For Earth Day yesterday, the Duke of Sussex showed off his photography skills on the Sussex Instagram account.
“Every one of us can make a difference, not just today but everyday #earthday,” the couple said in their post that included eight photos of natural scenes, taken by Prince Harry to share his environmental point of view.
Only one photo was not taken by His Royal Highness; an unnamed photographer took the first image while the couple was in New Zealand. Regarding this photo, it was explained, “Of the 170 different species originally planted in the early 1900’s, only a handful of species, including these majestic Redwoods, remain today.”
The images range from black and white to coloured photos of animals, the sea, beaches, and forests- many of which were taken on trips to Africa.
The Sussexes explained each of the eight images:
“Africa’s Unicorn, the rhino. These magnificent animals have survived ice ages and giant crocodiles, amongst other things! They have adapted to earth’s changing climate continually for over 30 million years. Yet here we are in 2019 where their biggest threat is us.
“A critical ecosystem, Botswana’s Okavango Delta sustains millions of people and an abundance of wildlife. Huge bush fires, predominantly started by humans, are altering the entire river system; the ash kills the fish as the flood comes in and the trees that don’t burn become next year’s kindling.
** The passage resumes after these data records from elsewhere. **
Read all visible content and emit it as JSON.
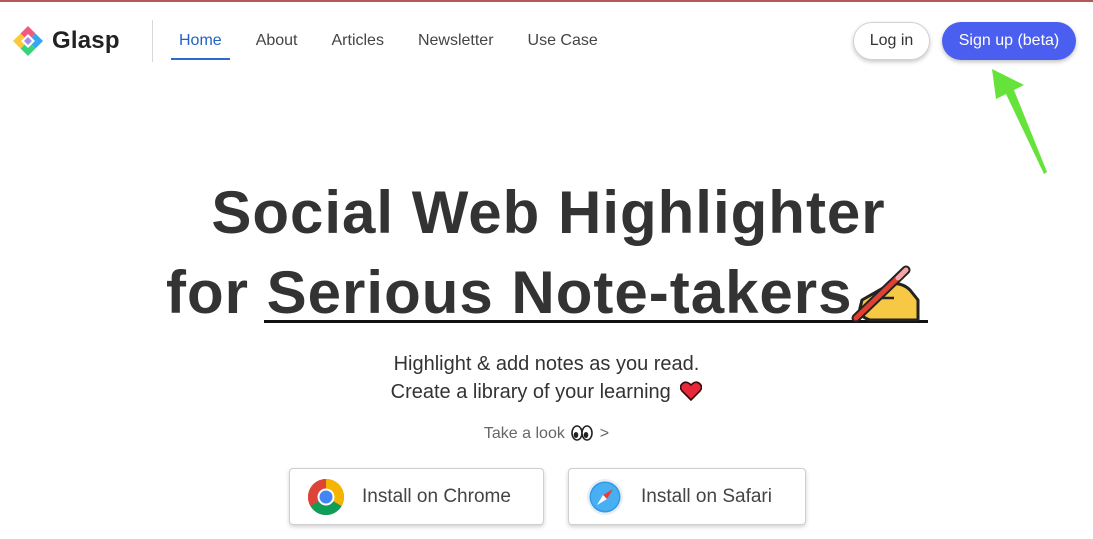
{
  "brand": {
    "name": "Glasp",
    "logo_icon": "glasp-diamond-logo"
  },
  "nav": {
    "items": [
      {
        "label": "Home",
        "active": true
      },
      {
        "label": "About",
        "active": false
      },
      {
        "label": "Articles",
        "active": false
      },
      {
        "label": "Newsletter",
        "active": false
      },
      {
        "label": "Use Case",
        "active": false
      }
    ],
    "active_color": "#2362c4"
  },
  "auth": {
    "login_label": "Log in",
    "signup_label": "Sign up (beta)",
    "signup_color": "#4a5fef"
  },
  "annotation": {
    "arrow_icon": "green-arrow-pointing-to-signup",
    "arrow_color": "#66e33a"
  },
  "hero": {
    "line1": "Social Web Highlighter",
    "line2_prefix": "for ",
    "line2_underlined": "Serious Note-takers",
    "line2_emoji": "writing-hand-icon",
    "sub1": "Highlight & add notes as you read.",
    "sub2": "Create a library of your learning",
    "sub2_emoji": "heart-icon",
    "take_look_label": "Take a look",
    "take_look_emoji": "eyes-icon",
    "take_look_chevron": ">"
  },
  "install": {
    "chrome_label": "Install on Chrome",
    "chrome_icon": "chrome-icon",
    "safari_label": "Install on Safari",
    "safari_icon": "safari-icon"
  }
}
“Desert lions are critically endangered due partly to human wildlife conflict, habitat encroachment and climate change. 96% of mammals on our [world] are either livestock or humans, meaning only 4% remaining are wild animals.
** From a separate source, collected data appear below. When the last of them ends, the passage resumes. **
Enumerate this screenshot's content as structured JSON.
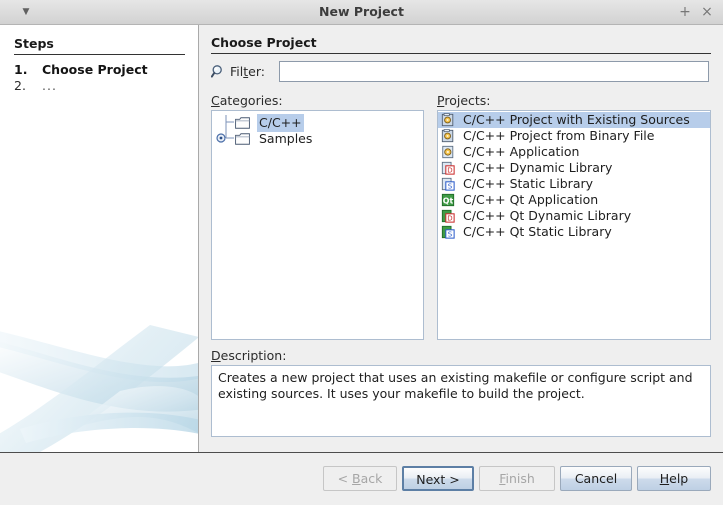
{
  "window": {
    "title": "New Project",
    "menu_icon": "caret-down-icon",
    "maximize_icon": "+",
    "close_icon": "×"
  },
  "steps": {
    "heading": "Steps",
    "items": [
      {
        "number": "1.",
        "label": "Choose Project",
        "current": true
      },
      {
        "number": "2.",
        "label": "...",
        "current": false
      }
    ]
  },
  "main": {
    "title": "Choose Project",
    "filter": {
      "label_pre": "Fil",
      "label_mn": "t",
      "label_post": "er:",
      "value": "",
      "placeholder": "",
      "icon": "search-icon"
    },
    "categories": {
      "label_mn": "C",
      "label_post": "ategories:",
      "items": [
        {
          "label": "C/C++",
          "selected": true,
          "expandable": false
        },
        {
          "label": "Samples",
          "selected": false,
          "expandable": true
        }
      ]
    },
    "projects": {
      "label_mn": "P",
      "label_post": "rojects:",
      "items": [
        {
          "label": "C/C++ Project with Existing Sources",
          "icon": "project-existing-sources-icon",
          "selected": true
        },
        {
          "label": "C/C++ Project from Binary File",
          "icon": "project-binary-file-icon",
          "selected": false
        },
        {
          "label": "C/C++ Application",
          "icon": "application-icon",
          "selected": false
        },
        {
          "label": "C/C++ Dynamic Library",
          "icon": "dynamic-library-icon",
          "selected": false
        },
        {
          "label": "C/C++ Static Library",
          "icon": "static-library-icon",
          "selected": false
        },
        {
          "label": "C/C++ Qt Application",
          "icon": "qt-application-icon",
          "selected": false
        },
        {
          "label": "C/C++ Qt Dynamic Library",
          "icon": "qt-dynamic-library-icon",
          "selected": false
        },
        {
          "label": "C/C++ Qt Static Library",
          "icon": "qt-static-library-icon",
          "selected": false
        }
      ]
    },
    "description": {
      "label_mn": "D",
      "label_post": "escription:",
      "text": "Creates a new project that uses an existing makefile or configure script and existing sources. It uses your makefile to build the project."
    }
  },
  "buttons": {
    "back": {
      "pre": "< ",
      "mn": "B",
      "post": "ack",
      "enabled": false,
      "default": false
    },
    "next": {
      "pre": "",
      "mn": "N",
      "post": "ext >",
      "enabled": true,
      "default": true
    },
    "finish": {
      "pre": "",
      "mn": "F",
      "post": "inish",
      "enabled": false,
      "default": false
    },
    "cancel": {
      "pre": "",
      "mn": "C",
      "post": "ancel",
      "enabled": true,
      "default": false
    },
    "help": {
      "pre": "",
      "mn": "H",
      "post": "elp",
      "enabled": true,
      "default": false
    }
  },
  "colors": {
    "selection": "#b7cdea",
    "window_bg": "#efefef",
    "panel_bg": "#ffffff",
    "field_border": "#8d9aaa"
  }
}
“Orca and Humpback whale populations are recovering in Norway thanks to the protection of their fisheries. Proof that fishing sustainably can benefit us all.
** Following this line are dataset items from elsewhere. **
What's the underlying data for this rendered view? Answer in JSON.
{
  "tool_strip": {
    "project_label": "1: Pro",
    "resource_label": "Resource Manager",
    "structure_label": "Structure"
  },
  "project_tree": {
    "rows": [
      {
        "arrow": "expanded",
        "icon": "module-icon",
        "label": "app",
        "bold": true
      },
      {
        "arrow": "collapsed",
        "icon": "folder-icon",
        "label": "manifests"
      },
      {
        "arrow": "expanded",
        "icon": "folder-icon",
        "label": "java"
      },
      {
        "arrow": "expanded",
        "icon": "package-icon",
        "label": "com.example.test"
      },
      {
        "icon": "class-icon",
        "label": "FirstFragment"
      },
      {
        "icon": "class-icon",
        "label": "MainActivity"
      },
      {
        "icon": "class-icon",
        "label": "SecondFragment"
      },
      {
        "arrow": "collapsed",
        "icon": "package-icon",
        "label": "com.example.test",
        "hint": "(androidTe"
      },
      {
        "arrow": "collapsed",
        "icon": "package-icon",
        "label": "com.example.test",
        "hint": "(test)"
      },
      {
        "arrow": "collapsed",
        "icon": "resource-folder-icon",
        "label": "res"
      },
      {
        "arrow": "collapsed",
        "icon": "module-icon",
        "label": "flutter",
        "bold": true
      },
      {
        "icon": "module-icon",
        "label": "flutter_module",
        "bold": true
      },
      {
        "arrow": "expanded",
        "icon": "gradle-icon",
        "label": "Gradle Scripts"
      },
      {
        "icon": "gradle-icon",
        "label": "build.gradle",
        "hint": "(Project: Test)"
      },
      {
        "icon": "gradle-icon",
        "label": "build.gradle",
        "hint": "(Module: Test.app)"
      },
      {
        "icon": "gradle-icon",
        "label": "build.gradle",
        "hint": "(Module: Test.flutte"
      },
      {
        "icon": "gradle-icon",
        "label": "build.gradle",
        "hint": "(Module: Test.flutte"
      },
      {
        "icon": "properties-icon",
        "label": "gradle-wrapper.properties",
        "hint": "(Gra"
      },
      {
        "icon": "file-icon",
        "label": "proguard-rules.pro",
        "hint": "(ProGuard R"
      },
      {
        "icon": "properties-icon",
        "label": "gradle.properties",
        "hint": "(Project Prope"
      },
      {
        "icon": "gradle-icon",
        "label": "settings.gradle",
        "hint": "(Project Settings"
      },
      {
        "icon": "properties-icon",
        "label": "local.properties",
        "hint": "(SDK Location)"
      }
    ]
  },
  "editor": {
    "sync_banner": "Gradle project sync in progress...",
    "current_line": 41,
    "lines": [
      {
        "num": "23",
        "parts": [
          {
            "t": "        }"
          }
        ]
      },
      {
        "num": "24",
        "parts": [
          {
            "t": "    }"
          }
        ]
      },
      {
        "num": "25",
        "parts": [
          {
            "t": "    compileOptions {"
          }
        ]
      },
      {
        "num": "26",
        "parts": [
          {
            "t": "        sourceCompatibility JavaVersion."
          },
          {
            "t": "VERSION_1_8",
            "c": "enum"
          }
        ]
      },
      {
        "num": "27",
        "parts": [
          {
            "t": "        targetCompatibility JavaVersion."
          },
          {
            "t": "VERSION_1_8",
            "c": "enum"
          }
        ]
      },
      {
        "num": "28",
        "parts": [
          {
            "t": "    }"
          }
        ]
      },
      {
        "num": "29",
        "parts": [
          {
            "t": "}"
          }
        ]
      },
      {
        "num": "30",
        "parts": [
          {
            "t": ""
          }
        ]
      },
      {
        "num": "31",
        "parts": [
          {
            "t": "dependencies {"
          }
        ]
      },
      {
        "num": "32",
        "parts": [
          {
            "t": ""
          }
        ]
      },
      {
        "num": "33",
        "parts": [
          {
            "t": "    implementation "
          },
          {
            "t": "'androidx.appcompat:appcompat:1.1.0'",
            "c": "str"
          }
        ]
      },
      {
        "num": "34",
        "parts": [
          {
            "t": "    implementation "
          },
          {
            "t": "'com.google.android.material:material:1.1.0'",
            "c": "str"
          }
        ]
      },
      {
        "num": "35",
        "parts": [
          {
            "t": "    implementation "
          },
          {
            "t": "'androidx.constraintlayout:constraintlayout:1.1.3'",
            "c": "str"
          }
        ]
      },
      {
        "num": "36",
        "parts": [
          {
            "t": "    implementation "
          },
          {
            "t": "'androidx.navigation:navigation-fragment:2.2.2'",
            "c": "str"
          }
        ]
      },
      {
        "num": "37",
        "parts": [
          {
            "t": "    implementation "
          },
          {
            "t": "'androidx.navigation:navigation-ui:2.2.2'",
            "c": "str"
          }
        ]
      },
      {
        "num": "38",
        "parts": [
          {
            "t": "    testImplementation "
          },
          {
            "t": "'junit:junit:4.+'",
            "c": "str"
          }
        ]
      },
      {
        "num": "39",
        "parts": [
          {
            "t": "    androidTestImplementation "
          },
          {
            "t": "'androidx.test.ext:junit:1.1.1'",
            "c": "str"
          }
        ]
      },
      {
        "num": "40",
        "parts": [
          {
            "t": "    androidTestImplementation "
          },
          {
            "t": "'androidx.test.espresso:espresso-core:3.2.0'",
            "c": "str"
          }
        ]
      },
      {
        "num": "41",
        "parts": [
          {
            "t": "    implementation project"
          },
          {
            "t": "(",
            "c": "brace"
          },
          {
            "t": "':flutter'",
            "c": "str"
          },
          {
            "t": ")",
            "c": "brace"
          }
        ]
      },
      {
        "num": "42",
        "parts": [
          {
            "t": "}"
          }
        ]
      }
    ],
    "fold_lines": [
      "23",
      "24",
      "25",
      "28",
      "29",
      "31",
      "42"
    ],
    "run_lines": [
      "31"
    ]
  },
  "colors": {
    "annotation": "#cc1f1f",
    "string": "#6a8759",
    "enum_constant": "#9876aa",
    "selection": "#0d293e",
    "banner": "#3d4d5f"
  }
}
“Roughly 3/4 of Guyana is forested, its forests are highly diverse with 1,263 known species of wildlife and 6,409 species of plants. Many countries continue to try and deforest there for the global demand for timber.
“We all now know the damage plastics are causing to our oceans. Micro plastics are also ending up in our food source, creating not just environmental problems for our planet but medical problems for ourselves too.
“When a fenced area passes its carrying capacity for elephants, they start to encroach into farmland causing havoc for communities. Here @AfricanParksNetwork relocated 500 Elephants to another park within Malawi to reduce the pressure on human wildlife conflict and create more dispersed tourism.”